Taxpayers are paying the price for pollution
- The burden of pollution is falling on taxpayers. As of October, 2021 Michigan taxpayers have already spent about $140 million cleaning up PFAS pollution in their communities and providing safe drinking water for residents.
- The cost of remediating and restoring contaminated sites in Michigan is expected to continue growing as MPART finds more contaminated sites across the state.
What Can Decision-Makers Do
The Great Lakes PFAS Action Network came together in 2021 to develop a list of PFAS policy solutions that must be pursued to protect Michigan and the Great Lakes. The PFAS Policy Action Agenda outlines five overall categories that state and federal lawmakers should address with urgency.
PFAS Policy Solutions
Protect and Support PFAS-Impacted Communities
Impacted residents deserve transparency from governmental authorities about the presence of PFAS in their communities. Communities deserve and expect protection from future exposure and access to clean water.
Prevent Future PFAS Contamination
We must reduce the risk to public health, wildlife and the environment by working to eliminate toxic PFAS contamination sources —from waste discharge, firefighting foams, food packaging production, and household products.
Test and Monitor More to Understand Our Full Exposure
To fully understand all the ways in which we are being exposed we need robust and rigorous testing and bio-monitoring. We need to invest in more research and identification of all our exposure pathways to PFAS, while making blood testing accessible so people can understand their health risks.

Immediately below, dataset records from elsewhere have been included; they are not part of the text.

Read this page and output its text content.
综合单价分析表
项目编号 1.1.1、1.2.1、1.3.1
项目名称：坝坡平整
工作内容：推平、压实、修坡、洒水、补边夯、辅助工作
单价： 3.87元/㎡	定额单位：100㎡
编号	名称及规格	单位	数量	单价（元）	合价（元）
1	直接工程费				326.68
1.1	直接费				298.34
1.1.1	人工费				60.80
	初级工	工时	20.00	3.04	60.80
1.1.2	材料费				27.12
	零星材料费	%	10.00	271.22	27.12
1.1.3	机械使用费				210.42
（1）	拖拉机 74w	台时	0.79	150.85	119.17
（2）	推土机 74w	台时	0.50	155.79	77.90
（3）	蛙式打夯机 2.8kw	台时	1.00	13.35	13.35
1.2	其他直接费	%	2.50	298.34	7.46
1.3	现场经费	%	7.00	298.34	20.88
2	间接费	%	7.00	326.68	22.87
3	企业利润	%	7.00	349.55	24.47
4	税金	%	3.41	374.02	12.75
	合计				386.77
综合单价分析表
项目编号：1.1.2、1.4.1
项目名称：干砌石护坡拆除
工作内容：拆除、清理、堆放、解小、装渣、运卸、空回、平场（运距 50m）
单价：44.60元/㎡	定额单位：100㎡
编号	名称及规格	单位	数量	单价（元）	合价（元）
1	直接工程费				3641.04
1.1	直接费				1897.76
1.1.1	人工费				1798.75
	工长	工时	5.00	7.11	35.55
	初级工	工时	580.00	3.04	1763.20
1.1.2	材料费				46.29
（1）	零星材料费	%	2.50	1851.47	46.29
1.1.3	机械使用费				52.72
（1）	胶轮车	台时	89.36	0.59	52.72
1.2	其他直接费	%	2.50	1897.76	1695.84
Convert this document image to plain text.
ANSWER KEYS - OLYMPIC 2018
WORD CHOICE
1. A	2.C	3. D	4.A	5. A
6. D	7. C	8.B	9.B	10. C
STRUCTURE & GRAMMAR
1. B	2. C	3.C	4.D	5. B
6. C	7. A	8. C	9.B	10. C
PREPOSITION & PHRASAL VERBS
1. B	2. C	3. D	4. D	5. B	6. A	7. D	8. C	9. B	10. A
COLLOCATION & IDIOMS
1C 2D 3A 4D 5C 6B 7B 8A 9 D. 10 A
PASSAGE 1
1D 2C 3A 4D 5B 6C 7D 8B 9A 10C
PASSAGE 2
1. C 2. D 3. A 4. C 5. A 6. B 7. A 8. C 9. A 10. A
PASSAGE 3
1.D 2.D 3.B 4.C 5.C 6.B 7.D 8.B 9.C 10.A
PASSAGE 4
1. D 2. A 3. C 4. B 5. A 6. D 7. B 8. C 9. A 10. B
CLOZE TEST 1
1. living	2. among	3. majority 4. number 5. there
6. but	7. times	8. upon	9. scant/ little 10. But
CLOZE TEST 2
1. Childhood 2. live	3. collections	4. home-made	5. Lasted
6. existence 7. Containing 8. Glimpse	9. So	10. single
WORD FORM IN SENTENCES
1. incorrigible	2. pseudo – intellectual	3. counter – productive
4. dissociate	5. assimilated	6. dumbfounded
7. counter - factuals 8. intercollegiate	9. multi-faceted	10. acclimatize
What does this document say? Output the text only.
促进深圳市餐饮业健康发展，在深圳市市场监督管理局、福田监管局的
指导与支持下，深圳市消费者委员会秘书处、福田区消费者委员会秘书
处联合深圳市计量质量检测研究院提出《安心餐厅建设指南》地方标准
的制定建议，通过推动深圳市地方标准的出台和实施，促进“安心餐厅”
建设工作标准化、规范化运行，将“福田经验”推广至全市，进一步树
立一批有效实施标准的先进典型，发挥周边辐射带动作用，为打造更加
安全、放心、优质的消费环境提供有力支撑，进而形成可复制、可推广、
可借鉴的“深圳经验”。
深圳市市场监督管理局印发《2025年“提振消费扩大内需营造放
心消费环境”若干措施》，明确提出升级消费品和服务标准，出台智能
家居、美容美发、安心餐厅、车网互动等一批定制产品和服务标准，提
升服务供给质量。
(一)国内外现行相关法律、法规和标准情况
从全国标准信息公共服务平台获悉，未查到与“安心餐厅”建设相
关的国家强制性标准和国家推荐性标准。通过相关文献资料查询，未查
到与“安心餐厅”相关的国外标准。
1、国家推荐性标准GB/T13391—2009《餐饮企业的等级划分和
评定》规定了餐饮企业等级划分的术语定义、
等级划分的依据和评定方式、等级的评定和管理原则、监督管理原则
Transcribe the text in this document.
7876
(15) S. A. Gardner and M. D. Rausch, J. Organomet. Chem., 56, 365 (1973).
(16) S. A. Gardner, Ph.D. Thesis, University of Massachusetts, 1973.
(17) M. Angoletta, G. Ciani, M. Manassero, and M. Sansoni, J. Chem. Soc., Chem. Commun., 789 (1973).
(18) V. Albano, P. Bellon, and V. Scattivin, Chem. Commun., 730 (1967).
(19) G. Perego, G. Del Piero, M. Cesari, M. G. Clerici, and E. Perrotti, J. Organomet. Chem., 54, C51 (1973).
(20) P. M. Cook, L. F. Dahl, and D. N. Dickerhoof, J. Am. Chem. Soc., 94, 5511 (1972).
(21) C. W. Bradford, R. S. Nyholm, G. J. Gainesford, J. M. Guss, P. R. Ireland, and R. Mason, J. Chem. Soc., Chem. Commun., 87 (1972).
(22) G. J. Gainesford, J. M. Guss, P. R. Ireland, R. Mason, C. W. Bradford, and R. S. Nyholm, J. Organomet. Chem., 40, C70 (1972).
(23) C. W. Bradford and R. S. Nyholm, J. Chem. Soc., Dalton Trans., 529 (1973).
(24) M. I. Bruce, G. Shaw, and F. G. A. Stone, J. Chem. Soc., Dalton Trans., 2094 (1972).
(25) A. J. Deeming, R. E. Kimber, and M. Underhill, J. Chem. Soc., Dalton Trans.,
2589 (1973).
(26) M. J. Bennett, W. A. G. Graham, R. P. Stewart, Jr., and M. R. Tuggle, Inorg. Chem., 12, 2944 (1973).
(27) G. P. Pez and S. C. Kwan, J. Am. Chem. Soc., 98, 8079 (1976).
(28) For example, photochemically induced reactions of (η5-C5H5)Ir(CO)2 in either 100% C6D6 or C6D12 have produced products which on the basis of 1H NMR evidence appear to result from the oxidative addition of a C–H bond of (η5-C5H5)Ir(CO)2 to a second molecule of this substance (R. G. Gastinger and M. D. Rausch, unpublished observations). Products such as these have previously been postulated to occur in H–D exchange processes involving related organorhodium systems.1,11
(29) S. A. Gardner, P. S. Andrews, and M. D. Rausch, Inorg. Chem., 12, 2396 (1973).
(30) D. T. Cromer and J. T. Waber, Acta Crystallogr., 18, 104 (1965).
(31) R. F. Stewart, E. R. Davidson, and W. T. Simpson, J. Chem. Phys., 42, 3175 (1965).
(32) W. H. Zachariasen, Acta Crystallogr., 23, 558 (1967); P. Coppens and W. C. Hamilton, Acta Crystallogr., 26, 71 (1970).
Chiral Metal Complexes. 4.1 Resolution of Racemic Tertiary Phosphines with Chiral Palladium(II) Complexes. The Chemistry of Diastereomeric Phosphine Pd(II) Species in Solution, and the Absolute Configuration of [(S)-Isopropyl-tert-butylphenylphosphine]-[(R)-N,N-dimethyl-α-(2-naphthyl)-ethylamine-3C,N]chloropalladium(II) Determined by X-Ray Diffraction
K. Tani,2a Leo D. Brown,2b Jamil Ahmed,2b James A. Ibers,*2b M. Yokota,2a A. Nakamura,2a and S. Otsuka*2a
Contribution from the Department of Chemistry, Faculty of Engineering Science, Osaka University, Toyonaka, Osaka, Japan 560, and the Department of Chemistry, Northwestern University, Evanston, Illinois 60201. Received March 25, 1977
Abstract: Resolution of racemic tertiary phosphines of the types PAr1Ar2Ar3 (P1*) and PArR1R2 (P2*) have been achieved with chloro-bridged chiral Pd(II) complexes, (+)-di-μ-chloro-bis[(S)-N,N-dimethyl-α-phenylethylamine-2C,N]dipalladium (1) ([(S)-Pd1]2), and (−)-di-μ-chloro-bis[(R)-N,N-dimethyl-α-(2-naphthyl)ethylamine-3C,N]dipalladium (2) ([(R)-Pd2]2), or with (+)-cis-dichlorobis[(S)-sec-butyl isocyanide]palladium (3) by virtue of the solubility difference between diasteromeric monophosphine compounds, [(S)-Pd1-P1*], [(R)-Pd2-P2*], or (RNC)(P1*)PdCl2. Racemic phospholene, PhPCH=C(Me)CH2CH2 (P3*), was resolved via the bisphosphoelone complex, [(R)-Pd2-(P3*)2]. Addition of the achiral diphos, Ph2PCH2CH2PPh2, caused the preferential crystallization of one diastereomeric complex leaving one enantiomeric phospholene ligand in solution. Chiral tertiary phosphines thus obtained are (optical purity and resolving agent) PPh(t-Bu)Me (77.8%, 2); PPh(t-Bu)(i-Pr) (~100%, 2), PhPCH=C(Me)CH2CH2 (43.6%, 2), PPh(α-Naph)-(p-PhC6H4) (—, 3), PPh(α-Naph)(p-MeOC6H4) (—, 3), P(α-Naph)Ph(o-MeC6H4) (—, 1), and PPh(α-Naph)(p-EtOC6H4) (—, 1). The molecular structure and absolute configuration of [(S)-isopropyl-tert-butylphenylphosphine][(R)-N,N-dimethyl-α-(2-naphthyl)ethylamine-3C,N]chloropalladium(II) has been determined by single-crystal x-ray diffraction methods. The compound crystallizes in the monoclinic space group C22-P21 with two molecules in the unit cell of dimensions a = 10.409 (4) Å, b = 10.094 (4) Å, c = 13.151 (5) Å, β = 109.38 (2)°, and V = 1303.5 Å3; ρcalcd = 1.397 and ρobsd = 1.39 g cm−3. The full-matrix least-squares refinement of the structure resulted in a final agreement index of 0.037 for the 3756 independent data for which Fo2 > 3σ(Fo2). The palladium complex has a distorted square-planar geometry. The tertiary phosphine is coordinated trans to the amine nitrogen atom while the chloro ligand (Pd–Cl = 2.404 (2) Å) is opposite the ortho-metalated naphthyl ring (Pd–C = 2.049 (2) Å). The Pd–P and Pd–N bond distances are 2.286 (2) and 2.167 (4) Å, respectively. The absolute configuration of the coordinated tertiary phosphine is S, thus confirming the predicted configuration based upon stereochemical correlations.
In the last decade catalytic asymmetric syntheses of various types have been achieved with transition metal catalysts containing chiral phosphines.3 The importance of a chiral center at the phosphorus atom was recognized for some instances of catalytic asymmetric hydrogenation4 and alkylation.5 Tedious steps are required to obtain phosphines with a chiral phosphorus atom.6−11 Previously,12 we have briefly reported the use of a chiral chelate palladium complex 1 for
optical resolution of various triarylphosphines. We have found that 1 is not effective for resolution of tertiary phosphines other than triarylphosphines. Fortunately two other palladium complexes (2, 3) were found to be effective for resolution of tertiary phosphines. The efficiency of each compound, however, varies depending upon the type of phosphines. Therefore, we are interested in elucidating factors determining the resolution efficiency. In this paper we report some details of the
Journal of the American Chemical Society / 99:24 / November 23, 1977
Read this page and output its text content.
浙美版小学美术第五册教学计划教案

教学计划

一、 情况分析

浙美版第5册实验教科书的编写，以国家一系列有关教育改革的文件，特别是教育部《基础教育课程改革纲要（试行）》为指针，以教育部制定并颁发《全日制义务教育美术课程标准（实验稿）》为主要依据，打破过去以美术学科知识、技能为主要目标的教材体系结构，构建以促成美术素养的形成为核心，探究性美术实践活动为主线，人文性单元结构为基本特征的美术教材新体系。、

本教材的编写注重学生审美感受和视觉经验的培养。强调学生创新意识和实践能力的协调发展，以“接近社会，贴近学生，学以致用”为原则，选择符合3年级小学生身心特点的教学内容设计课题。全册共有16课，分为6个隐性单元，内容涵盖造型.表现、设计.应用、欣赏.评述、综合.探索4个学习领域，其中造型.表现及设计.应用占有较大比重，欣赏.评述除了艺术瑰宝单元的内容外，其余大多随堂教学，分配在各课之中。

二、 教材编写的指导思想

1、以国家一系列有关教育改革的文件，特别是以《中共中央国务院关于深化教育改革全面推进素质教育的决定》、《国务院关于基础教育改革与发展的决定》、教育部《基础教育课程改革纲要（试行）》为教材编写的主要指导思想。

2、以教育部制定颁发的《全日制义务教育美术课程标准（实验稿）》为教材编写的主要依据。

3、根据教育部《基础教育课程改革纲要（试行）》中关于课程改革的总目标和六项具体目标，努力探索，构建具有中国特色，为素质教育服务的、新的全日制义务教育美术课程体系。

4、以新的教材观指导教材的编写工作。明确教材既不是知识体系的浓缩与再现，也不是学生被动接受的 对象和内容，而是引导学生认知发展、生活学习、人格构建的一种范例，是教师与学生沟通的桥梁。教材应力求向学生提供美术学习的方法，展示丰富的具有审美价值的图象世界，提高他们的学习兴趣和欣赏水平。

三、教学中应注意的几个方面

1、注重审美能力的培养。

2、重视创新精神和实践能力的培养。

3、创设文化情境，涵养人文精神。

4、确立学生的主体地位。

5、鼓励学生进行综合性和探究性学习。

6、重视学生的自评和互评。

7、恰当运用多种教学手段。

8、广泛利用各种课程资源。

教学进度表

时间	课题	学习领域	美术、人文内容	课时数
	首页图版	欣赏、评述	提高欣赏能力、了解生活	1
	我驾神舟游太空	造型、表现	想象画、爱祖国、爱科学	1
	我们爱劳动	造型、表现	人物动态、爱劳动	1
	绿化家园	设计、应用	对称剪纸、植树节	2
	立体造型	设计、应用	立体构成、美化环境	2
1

Hold Corporate and Government Polluters Accountable for Cleanup Costs
Corporations, manufacturers and government agencies who use and discharge PFAS must be held accountable for the impacts on human health and the costs to address it. “Polluters Pay” policies would require corporate polluters, not taxpayers, to pay for cleanup efforts and health care costs for PFAS-impacted communities.
Find Innovative Solutions to Clean Up Existing PFAS Contamination
We must remediate and clean up contaminated sites to stop exposure to PFAS and neutralize the risks it poses to communities. We must use both public and private research institutions to develop innovative ways to safely dispose of PFAS.
What Michigan Legislators Should Do
States across the country are leading the fight in preventing and cleaning up PFAS. In Michigan, our lawmakers have a key role to play in ensuring PFAS does not further contaminate our Great Lakes and the health of Michiganders.
Current legislation in the Michigan State Senate and House aims to prevent PFAS contamination in food packaging, discloses PFAS through warning labels, holds PFAS polluters more accountable, and appropriates funds to clean up contaminated sites. We urge lawmakers to take action on these important policies in order to protect the health of our Great Lakes.
What Congress Should Do
Congress must act to pass comprehensive PFAS policies that put a stop to PFAS contamination while holding the worst polluters responsible. Michigan is at the epicenter of the PFAS crisis, and we are fortunate to have a number of federal lawmakers fighting on our behalf for better PFAS regulations.
Through passing major legislation, such as the PFAS Action Action and the Keep Food Containers Safe from PFAS Act, Congress can take immediate action to “turn off the tap’ on PFAS. Additionally, the bi-partisan House PFAS Task Force should work to pass these important policies through ensuring PFAS are more urgently addressed.